What is Financial Abuse?
Unfortunately, there are many forms of domestic abuse, with financial abuse being just one of them. Financial abuse is defined as a form of abuse that involves a person’s property or money being misused, someone being placed under pressure in relation to money, someone being defrauded, or their property or money being stolen. In the instance that this occurs within a relationship, domestic abuse legal services can provide assistance.
Knowing when these services are required can sometimes be tricky, as it can sometimes be subtle and difficult to identify. Similarly, it takes multiple forms, and there are numerous elements to consider. Despite this, it’s normally linked to the following points:
- It doesn’t have to involve a crime, such as fraud or theft.
- It tends to be linked to other modes of abuse.
- Someone’s access to money or purchases is usually controlled.
- The victim tends to be disadvantaged, deprived, or harmed in the process.
- Someone’s belongings or money are often misused by someone else for their own gain.
Who’s at Risk of Financial Abuse?
Anyone can be impacted by financial abuse; however, it tends to occur in relationships where there’s an unequal balance of power. Such an imbalance of power can establish itself in one of the following ways:
- Someone takes medication.
- Someone has a medical condition.
- Someone has a learning disability.
- Someone is a victim of another mode of abuse, including domestic violence or abuse.
Who Commits Financial Abuse?
Much like anyone canbe a victim of financial abuse, anyone can actually carry out financial abuse. This even includes those who are employed to provide care for someone vulnerable. For instance, the following individuals can commit financial abuse:
- Those employed to provide care
- Neighbours, family, friends, and spouses
What are the Signs of Financial Abuse?
Financial abuse in someone else can be tricky to identify; however, there are a few tell-tale signs of financial abuse. Victims of financial abuse might display certain behaviors that are cause for concern when considering financial abuse. These behaviors are listed below:
- A lack of things that the typical person is able to afford (e.g., clothing, grooming products, TV, etc.)
- Withdrawal and isolation from family and friends.
- Inappropriate or unusual purchases in bank statements.
- Deterioration in living standards, wherein they don’t have items that they would usually have.
- An inability to check bank balances or bank accounts.

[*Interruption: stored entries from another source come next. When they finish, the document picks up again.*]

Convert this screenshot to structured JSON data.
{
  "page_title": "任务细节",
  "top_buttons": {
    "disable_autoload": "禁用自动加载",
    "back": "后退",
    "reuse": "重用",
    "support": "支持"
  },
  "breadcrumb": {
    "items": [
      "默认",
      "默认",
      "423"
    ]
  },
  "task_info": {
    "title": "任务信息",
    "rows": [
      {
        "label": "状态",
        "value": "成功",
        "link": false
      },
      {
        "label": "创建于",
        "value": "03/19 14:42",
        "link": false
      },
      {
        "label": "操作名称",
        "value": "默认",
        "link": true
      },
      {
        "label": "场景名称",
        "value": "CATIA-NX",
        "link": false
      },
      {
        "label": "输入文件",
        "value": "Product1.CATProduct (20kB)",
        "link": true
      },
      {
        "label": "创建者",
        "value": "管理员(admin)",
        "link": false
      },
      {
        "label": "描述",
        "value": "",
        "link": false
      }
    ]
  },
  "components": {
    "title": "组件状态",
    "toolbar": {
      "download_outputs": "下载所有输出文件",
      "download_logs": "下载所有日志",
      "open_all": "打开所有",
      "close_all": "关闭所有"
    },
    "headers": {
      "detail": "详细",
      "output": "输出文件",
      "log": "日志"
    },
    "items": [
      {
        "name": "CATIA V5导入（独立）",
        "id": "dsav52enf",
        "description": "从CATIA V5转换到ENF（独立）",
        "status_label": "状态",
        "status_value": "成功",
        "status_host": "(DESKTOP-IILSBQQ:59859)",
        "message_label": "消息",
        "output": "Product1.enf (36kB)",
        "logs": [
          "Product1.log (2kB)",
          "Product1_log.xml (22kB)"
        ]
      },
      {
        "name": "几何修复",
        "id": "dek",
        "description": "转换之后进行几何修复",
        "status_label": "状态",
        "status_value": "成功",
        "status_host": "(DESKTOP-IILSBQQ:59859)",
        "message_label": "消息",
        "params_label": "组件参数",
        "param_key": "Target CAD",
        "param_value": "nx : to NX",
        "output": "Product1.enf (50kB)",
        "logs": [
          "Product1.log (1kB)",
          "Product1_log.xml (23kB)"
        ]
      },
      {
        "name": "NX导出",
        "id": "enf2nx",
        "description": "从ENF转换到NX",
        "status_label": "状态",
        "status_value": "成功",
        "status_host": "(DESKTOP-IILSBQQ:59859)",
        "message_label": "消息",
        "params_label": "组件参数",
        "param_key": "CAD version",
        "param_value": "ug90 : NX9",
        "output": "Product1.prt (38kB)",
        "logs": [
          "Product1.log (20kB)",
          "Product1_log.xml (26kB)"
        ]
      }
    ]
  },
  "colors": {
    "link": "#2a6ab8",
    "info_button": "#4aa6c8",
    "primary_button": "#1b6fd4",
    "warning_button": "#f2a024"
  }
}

- A lack of funds to pay for the basics (e.g., food, bills, rent, etc.)
- Unexplained money loss.
What Types of Financial Abuse are There?
As previously mentioned, the lack of clarity surrounding financial abuse can make it tricky to detect and identify. Despite this, though, financial abuse isn’t just related to money; it can also be linked to property and belongings. Essentially, it’s any form of abuse that’s linked to a person’s assets. Therefore, financial abuse can present itself in the following ways:
- Making someone adjust inheritance, property, or wills.

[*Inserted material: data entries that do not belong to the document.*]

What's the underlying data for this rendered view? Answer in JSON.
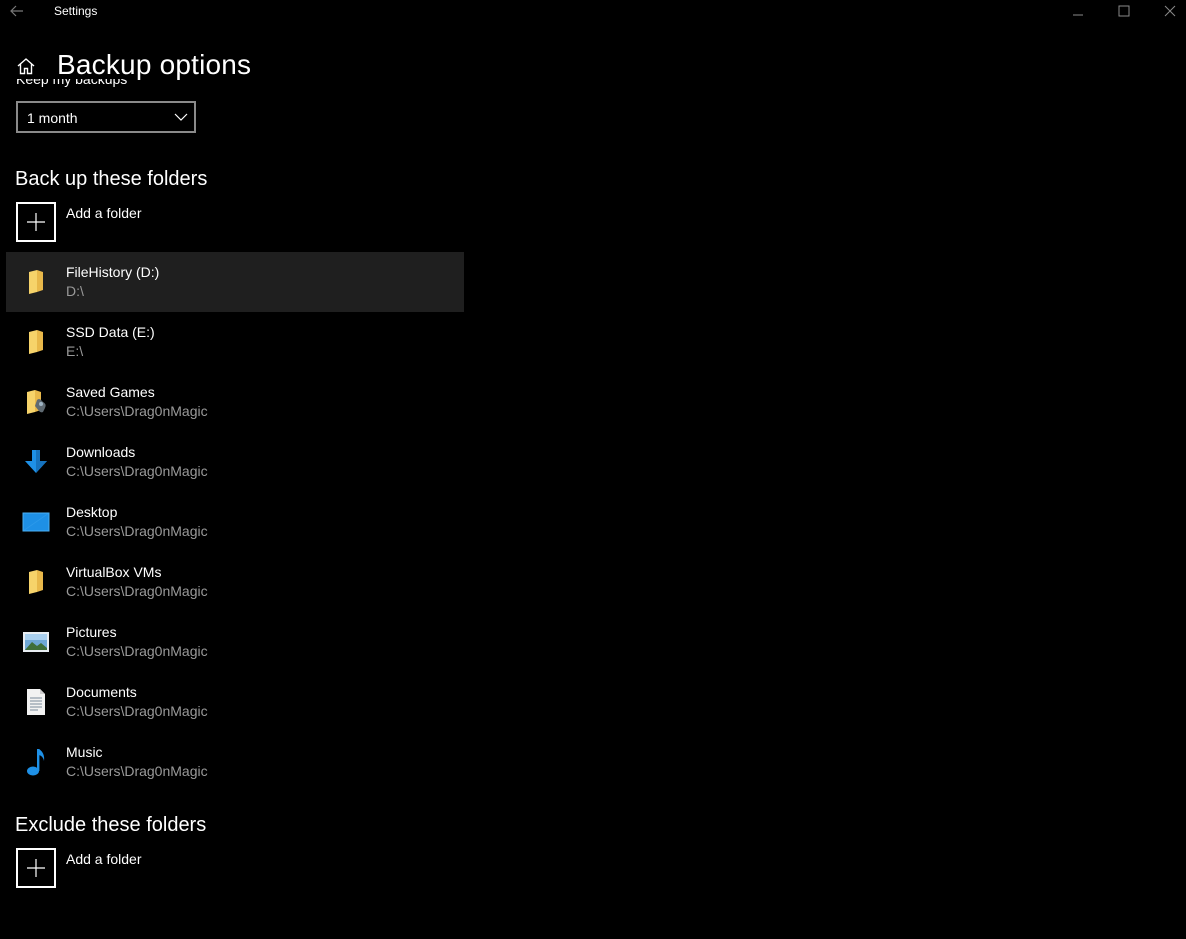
{
  "window": {
    "title": "Settings",
    "back_icon": "back-arrow-icon",
    "minimize_icon": "minimize-icon",
    "maximize_icon": "maximize-icon",
    "close_icon": "close-icon"
  },
  "header": {
    "home_icon": "home-icon",
    "title": "Backup options"
  },
  "keep_backups": {
    "label": "Keep my backups",
    "selected": "1 month"
  },
  "backup_section": {
    "title": "Back up these folders",
    "add_label": "Add a folder",
    "folders": [
      {
        "name": "FileHistory (D:)",
        "path": "D:\\",
        "icon": "folder-icon",
        "selected": true
      },
      {
        "name": "SSD Data (E:)",
        "path": "E:\\",
        "icon": "folder-icon",
        "selected": false
      },
      {
        "name": "Saved Games",
        "path": "C:\\Users\\Drag0nMagic",
        "icon": "saved-games-icon",
        "selected": false
      },
      {
        "name": "Downloads",
        "path": "C:\\Users\\Drag0nMagic",
        "icon": "downloads-icon",
        "selected": false
      },
      {
        "name": "Desktop",
        "path": "C:\\Users\\Drag0nMagic",
        "icon": "desktop-icon",
        "selected": false
      },
      {
        "name": "VirtualBox VMs",
        "path": "C:\\Users\\Drag0nMagic",
        "icon": "folder-icon",
        "selected": false
      },
      {
        "name": "Pictures",
        "path": "C:\\Users\\Drag0nMagic",
        "icon": "pictures-icon",
        "selected": false
      },
      {
        "name": "Documents",
        "path": "C:\\Users\\Drag0nMagic",
        "icon": "documents-icon",
        "selected": false
      },
      {
        "name": "Music",
        "path": "C:\\Users\\Drag0nMagic",
        "icon": "music-icon",
        "selected": false
      }
    ]
  },
  "exclude_section": {
    "title": "Exclude these folders",
    "add_label": "Add a folder"
  },
  "colors": {
    "background": "#000000",
    "selected_row": "#1f1f1f",
    "secondary_text": "#9a9a9a",
    "folder_yellow": "#f6d36a",
    "accent_blue": "#1e90e6"
  }
}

- Misleading someone into poor investments.
- Making someone sell their assets or home without consent.
- Taking money as payment for spending time together.
- Taking benefits or pension payments from someone.
- Stealing belongings or money.
- Borrowing money and not returning it.
What’s the Effect of Financial Abuse?
Naturally, financial abuse makes a person feel very vulnerable; however, the effects run much deeper than this. For instance, victims of financial abuse tend to find their ability to work is affected, some are left in debt and lose sleep because of this, and some are forced to give up their homes and are left homeless as a result. Essentially, financial abuse strips someone of far much more than just their money.